Workshop Home

March 28-29, 2016
Walk Auditorium in Ritter Hall (42B on the map),
Temple University, Philadelphia
See Travel for more info

For almost 3 decades the study of the spin of the proton and its decomposition in terms of the spin and motion of its basic constituents, quarks and gluons, has taken center stage and generated many fruitful past and present experimental programs of nucleon spin structure worldwide. Along the way a paradigm shift in the way nucleon structure is viewed has emerged in attempting to access all the pieces of the proton spin decomposition, namely through the window of Wigner distributions that encapsulate the information of nucleon structure.

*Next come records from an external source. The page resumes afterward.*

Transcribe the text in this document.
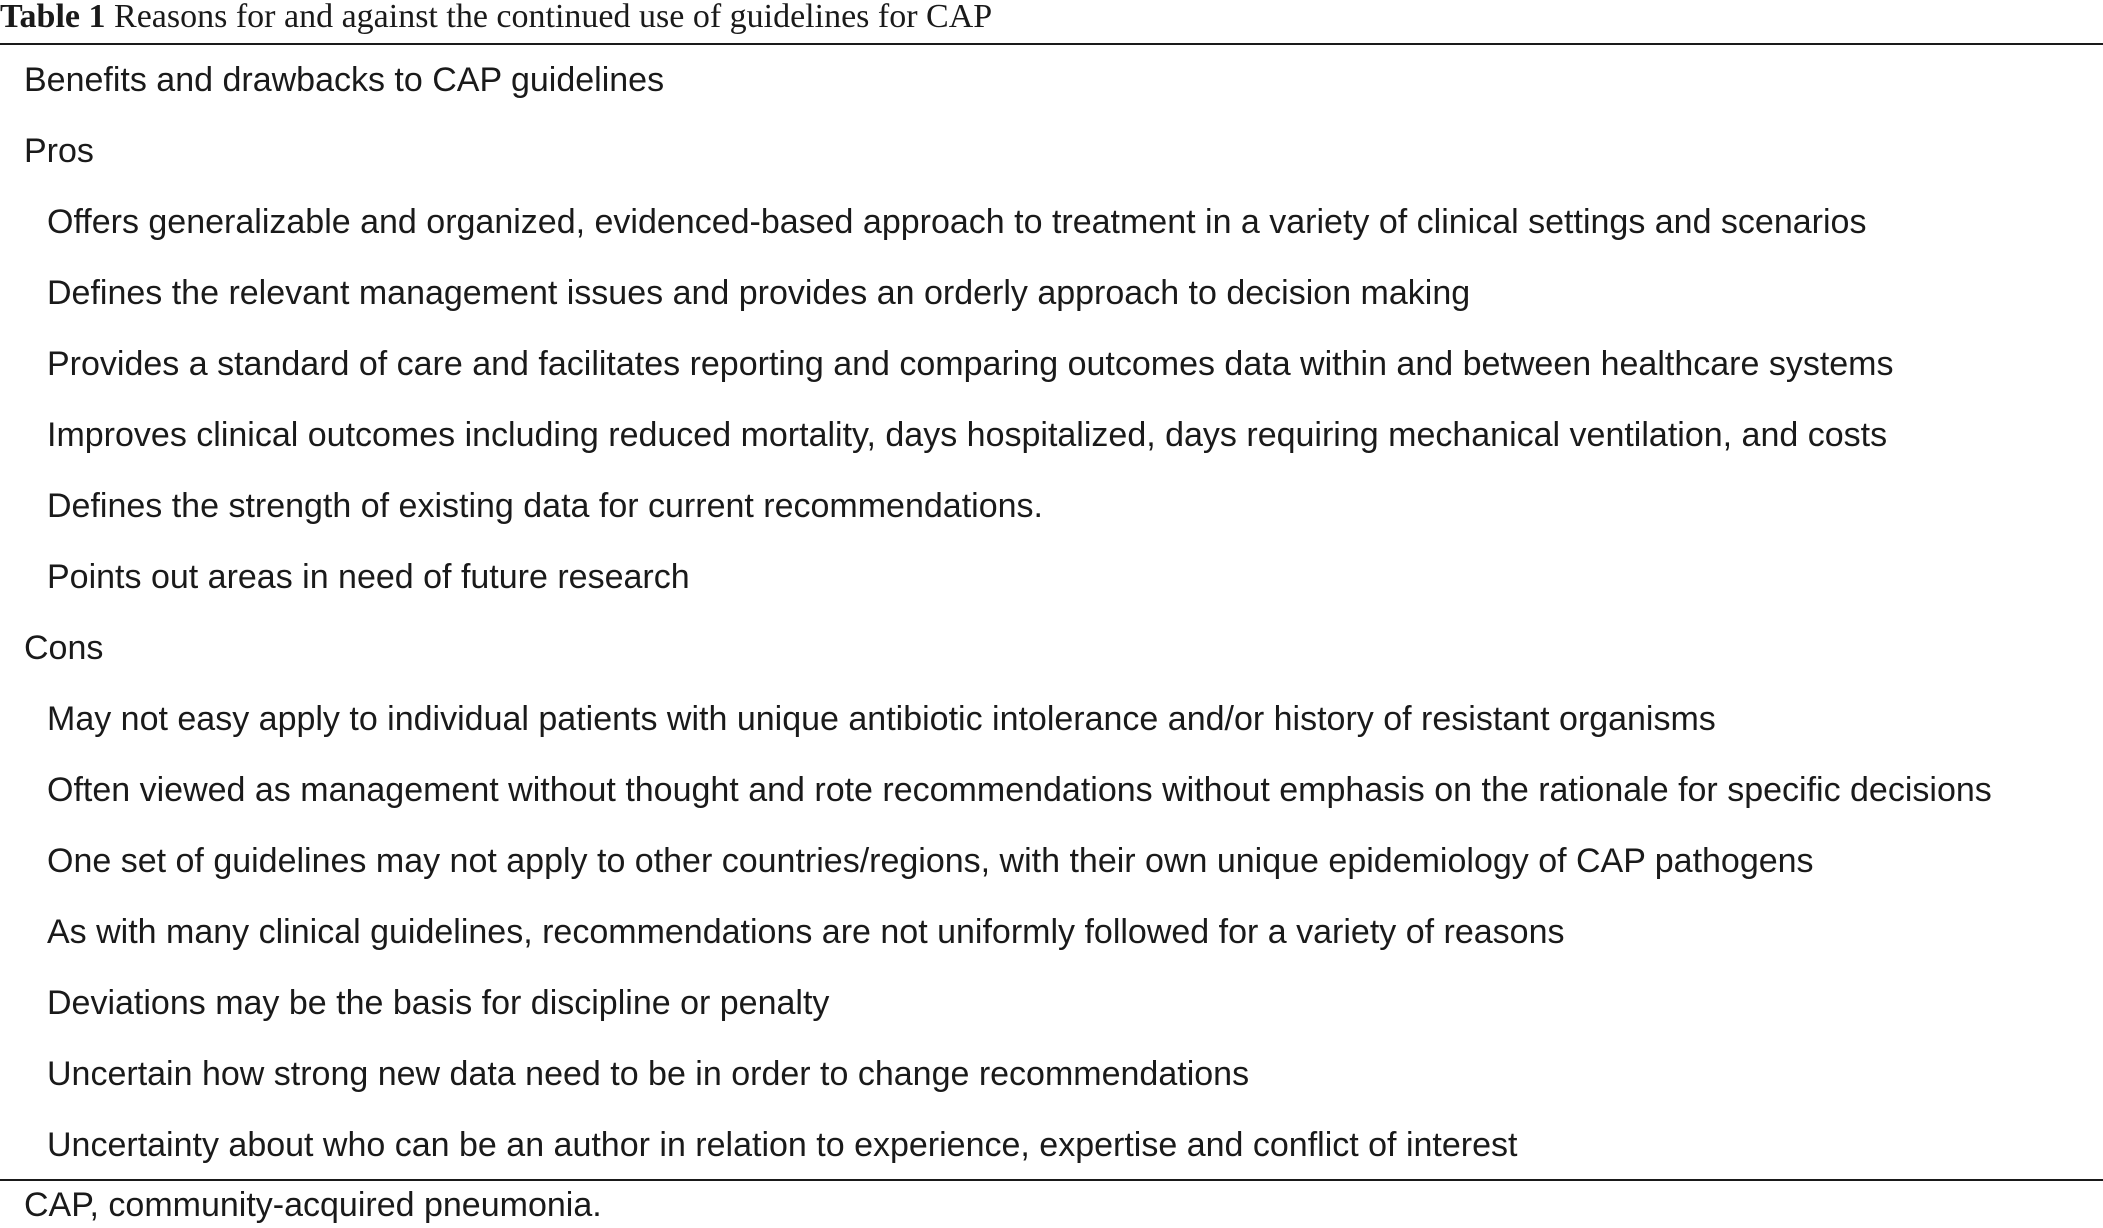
Table 1 Reasons for and against the continued use of guidelines for CAP
Benefits and drawbacks to CAP guidelines
Pros
Offers generalizable and organized, evidenced-based approach to treatment in a variety of clinical settings and scenarios
Defines the relevant management issues and provides an orderly approach to decision making
Provides a standard of care and facilitates reporting and comparing outcomes data within and between healthcare systems
Improves clinical outcomes including reduced mortality, days hospitalized, days requiring mechanical ventilation, and costs
Defines the strength of existing data for current recommendations.
Points out areas in need of future research
Cons
May not easy apply to individual patients with unique antibiotic intolerance and/or history of resistant organisms
Often viewed as management without thought and rote recommendations without emphasis on the rationale for specific decisions
One set of guidelines may not apply to other countries/regions, with their own unique epidemiology of CAP pathogens
As with many clinical guidelines, recommendations are not uniformly followed for a variety of reasons
Deviations may be the basis for discipline or penalty
Uncertain how strong new data need to be in order to change recommendations
Uncertainty about who can be an author in relation to experience, expertise and conflict of interest
CAP, community-acquired pneumonia.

In contrast, the "mass decomposition of the proton" in terms of its constituents and their dynamics has not received as much attention from the hadron/nuclear physics community. Although one of the outstanding successes of lattice QCD is to reproduce the baryon mass spectrum, it doesn’t lend itself to communicating to a general audience a deeper understanding of how the different parts contribute to the whole.

In an effort to explore the fundamental importance and meaning of the "proton mass decomposition" in terms of the confined motion of the constituents we would like to organize an intensive 2-day workshop with enough time for discussions. The expected outcome of this workshop is a path forward to organize a week long workshop at the Institute of Nuclear Theory where a wider group of theorists and experimentalists will define a platform where experimental proposals to laboratories like Jefferson Lab and the future Electron Ion Collider will be put forward.

In this workshop we would like to discuss and address the following questions:

  • What do we know and don't know about the mass of hadrons and its origin?
  • What do we know about the hadron mass spectrum from Lattice QCD?
  • What do we know about the hadron mass from model calculations? What is in common from seemly different models?
  • Can we get any insight on the hadron’s mass structure by decomposing it into the mass and motion of quarks and gluons? Is such decomposition unique and can it be tested? Can we relate the individual terms of such decomposition to independent physical observables or lattice QCD calculations?